One last thing. For the sample variance, you were both right and wrong for having division by n instead of n – 1. The maximum likelihood estimator of the variance divides by n. However, it’s biased. The -1 is in the denominator simply because (most) applications work better when the sample variance is unbiased. However, there are cases when having a biased estimator improves prediction.

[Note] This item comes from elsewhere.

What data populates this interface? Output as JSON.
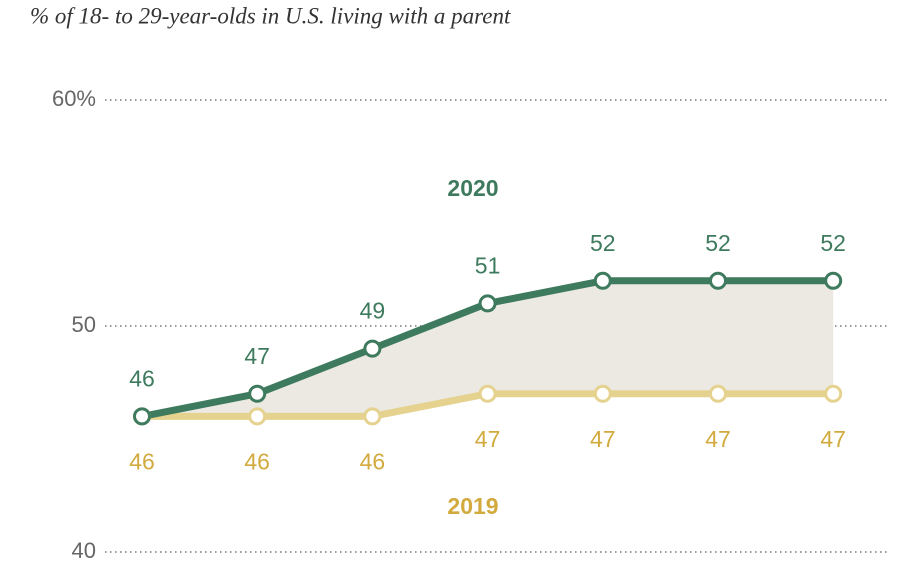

Those opposing kinds of discussions between data science, research and statistics mystifies me. Especially with data science. It’s all the same, scientists form a question, collect data, design the research and statistical method to find solid conclusions and answers.
Robert, I totally agree. And yours is one definition of data science. It’s one of the few that works. Unfortunately, I have seen advocates of “data science” basically say if you throw enough data at some algorithm the result should be correct. Never mind that they are often making wild assumptions that, usually, they don’t know they are making.
However, I think data science, as a whole, may be starting to become more of a coherent practice, at least I hope. I must admit that I am seeing fewer grand claims with absolutely no theory or scientific principles to back them up. Then again, I could be looking in the wrong places.